In most cases, the progress of chronic renal insufficiency is relatively slow. However, when the patient’s blood pressure is poorly controlled or the urine protein is always high, the patient’s condition develops relatively quickly. In some special cases, such as infections (cold, tonsillitis, trachea and bronchitis, pneumonia, enteritis and urinary tract infections, etc.), insufficient effective circulating blood volume (fever, excessive sweating, gastrointestinal bleeding and excessive diuresis, etc.) , And the use of nephrotoxic drugs (aminoglycoside antibiotics, antipyretic analgesics, contrast media and Chinese medicine containing aristolochic acid), the patient’s condition will get worse, and the blood creatinine will rise rapidly.

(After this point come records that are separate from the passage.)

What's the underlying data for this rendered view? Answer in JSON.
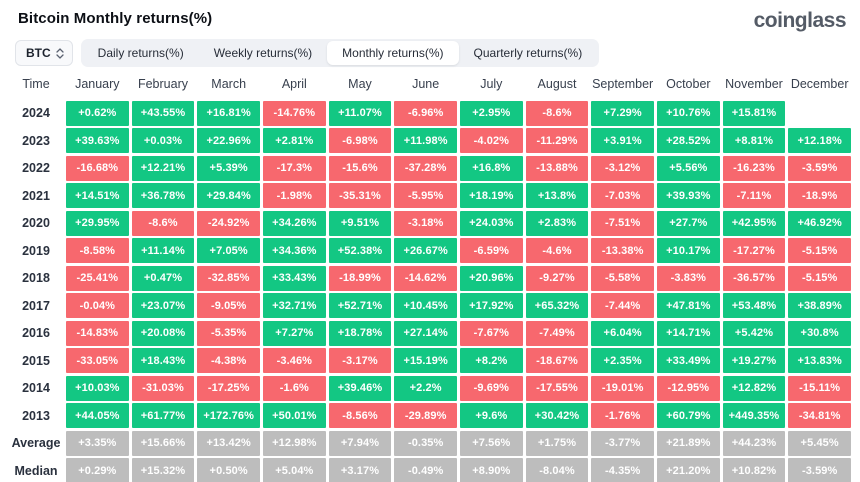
{
  "header": {
    "title": "Bitcoin Monthly returns(%)",
    "logo": "coinglass"
  },
  "controls": {
    "symbol_selector": {
      "value": "BTC",
      "icon": "updown-caret-icon"
    },
    "tabs": [
      {
        "label": "Daily returns(%)",
        "active": false
      },
      {
        "label": "Weekly returns(%)",
        "active": false
      },
      {
        "label": "Monthly returns(%)",
        "active": true
      },
      {
        "label": "Quarterly returns(%)",
        "active": false
      }
    ]
  },
  "chart_data": {
    "type": "heatmap",
    "title": "Bitcoin Monthly returns(%)",
    "legend_position": "none",
    "grid": false,
    "colors": {
      "positive": "#13c783",
      "negative": "#f7686e",
      "summary": "#bdbdbd",
      "cell_text": "#ffffff"
    },
    "columns": [
      "Time",
      "January",
      "February",
      "March",
      "April",
      "May",
      "June",
      "July",
      "August",
      "September",
      "October",
      "November",
      "December"
    ],
    "rows": [
      {
        "label": "2024",
        "summary": false,
        "values": [
          "+0.62%",
          "+43.55%",
          "+16.81%",
          "-14.76%",
          "+11.07%",
          "-6.96%",
          "+2.95%",
          "-8.6%",
          "+7.29%",
          "+10.76%",
          "+15.81%",
          ""
        ]
      },
      {
        "label": "2023",
        "summary": false,
        "values": [
          "+39.63%",
          "+0.03%",
          "+22.96%",
          "+2.81%",
          "-6.98%",
          "+11.98%",
          "-4.02%",
          "-11.29%",
          "+3.91%",
          "+28.52%",
          "+8.81%",
          "+12.18%"
        ]
      },
      {
        "label": "2022",
        "summary": false,
        "values": [
          "-16.68%",
          "+12.21%",
          "+5.39%",
          "-17.3%",
          "-15.6%",
          "-37.28%",
          "+16.8%",
          "-13.88%",
          "-3.12%",
          "+5.56%",
          "-16.23%",
          "-3.59%"
        ]
      },
      {
        "label": "2021",
        "summary": false,
        "values": [
          "+14.51%",
          "+36.78%",
          "+29.84%",
          "-1.98%",
          "-35.31%",
          "-5.95%",
          "+18.19%",
          "+13.8%",
          "-7.03%",
          "+39.93%",
          "-7.11%",
          "-18.9%"
        ]
      },
      {
        "label": "2020",
        "summary": false,
        "values": [
          "+29.95%",
          "-8.6%",
          "-24.92%",
          "+34.26%",
          "+9.51%",
          "-3.18%",
          "+24.03%",
          "+2.83%",
          "-7.51%",
          "+27.7%",
          "+42.95%",
          "+46.92%"
        ]
      },
      {
        "label": "2019",
        "summary": false,
        "values": [
          "-8.58%",
          "+11.14%",
          "+7.05%",
          "+34.36%",
          "+52.38%",
          "+26.67%",
          "-6.59%",
          "-4.6%",
          "-13.38%",
          "+10.17%",
          "-17.27%",
          "-5.15%"
        ]
      },
      {
        "label": "2018",
        "summary": false,
        "values": [
          "-25.41%",
          "+0.47%",
          "-32.85%",
          "+33.43%",
          "-18.99%",
          "-14.62%",
          "+20.96%",
          "-9.27%",
          "-5.58%",
          "-3.83%",
          "-36.57%",
          "-5.15%"
        ]
      },
      {
        "label": "2017",
        "summary": false,
        "values": [
          "-0.04%",
          "+23.07%",
          "-9.05%",
          "+32.71%",
          "+52.71%",
          "+10.45%",
          "+17.92%",
          "+65.32%",
          "-7.44%",
          "+47.81%",
          "+53.48%",
          "+38.89%"
        ]
      },
      {
        "label": "2016",
        "summary": false,
        "values": [
          "-14.83%",
          "+20.08%",
          "-5.35%",
          "+7.27%",
          "+18.78%",
          "+27.14%",
          "-7.67%",
          "-7.49%",
          "+6.04%",
          "+14.71%",
          "+5.42%",
          "+30.8%"
        ]
      },
      {
        "label": "2015",
        "summary": false,
        "values": [
          "-33.05%",
          "+18.43%",
          "-4.38%",
          "-3.46%",
          "-3.17%",
          "+15.19%",
          "+8.2%",
          "-18.67%",
          "+2.35%",
          "+33.49%",
          "+19.27%",
          "+13.83%"
        ]
      },
      {
        "label": "2014",
        "summary": false,
        "values": [
          "+10.03%",
          "-31.03%",
          "-17.25%",
          "-1.6%",
          "+39.46%",
          "+2.2%",
          "-9.69%",
          "-17.55%",
          "-19.01%",
          "-12.95%",
          "+12.82%",
          "-15.11%"
        ]
      },
      {
        "label": "2013",
        "summary": false,
        "values": [
          "+44.05%",
          "+61.77%",
          "+172.76%",
          "+50.01%",
          "-8.56%",
          "-29.89%",
          "+9.6%",
          "+30.42%",
          "-1.76%",
          "+60.79%",
          "+449.35%",
          "-34.81%"
        ]
      },
      {
        "label": "Average",
        "summary": true,
        "values": [
          "+3.35%",
          "+15.66%",
          "+13.42%",
          "+12.98%",
          "+7.94%",
          "-0.35%",
          "+7.56%",
          "+1.75%",
          "-3.77%",
          "+21.89%",
          "+44.23%",
          "+5.45%"
        ]
      },
      {
        "label": "Median",
        "summary": true,
        "values": [
          "+0.29%",
          "+15.32%",
          "+0.50%",
          "+5.04%",
          "+3.17%",
          "-0.49%",
          "+8.90%",
          "-8.04%",
          "-4.35%",
          "+21.20%",
          "+10.82%",
          "-3.59%"
        ]
      }
    ]
  }
}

By correcting these aggravating factors in time, the patient’s renal function can be restored to its original level, otherwise the progress of renal failure will be accelerated, and the condition of chronic renal insufficiency will take another step, and the time between uremia and the need for dialysis will be closer. step.

Irreversible rapid progress in patients with chronic renal insufficiency may occur, but it is not very common.

Patients with chronic renal insufficiency whose blood creatinine is not too high, and indicators such as urine protein and blood pressure are well controlled, and the glomerular filtration rate (GFR) is still above 45ml/min. Acute aggravating factors and reversible factors can also be timely Correction and treatment. The progress of this part of chronic kidney disease patients will be very slow, and they can hardly see the progress of the disease for a long time.

If the patient’s current age is over 40 or 50 years old, and after another 20 to 30 years of very slow development, there is still hope that the life expectancy will not become uremia and not need dialysis before the life expectancy of 70 or 80 years.

Even if the patient is a young man in his 20s and 30s, he develops uremia and undergoes dialysis at the age of 50 or 60. Dialysis is not the end of his life. You can still survive for 15-25 years in another way. . Although the quality of life of dialysis patients is affected to a certain extent, it will not have much impact as long as the heart accepts it.

However, if chronic renal insufficiency has entered the stage of renal failure, or chronic kidney disease has entered stage 3b-5, or the urine protein and/or blood pressure of patients with chronic renal insufficiency are not well controlled, or often complicated by infection, it is effective Insufficient blood volume, use of nephrotoxic drugs, etc. are not corrected and treated in time, and the patient’s condition will rapidly progress to the uremic stage that requires dialysis. It may only take a few years, less than a year, or a few months.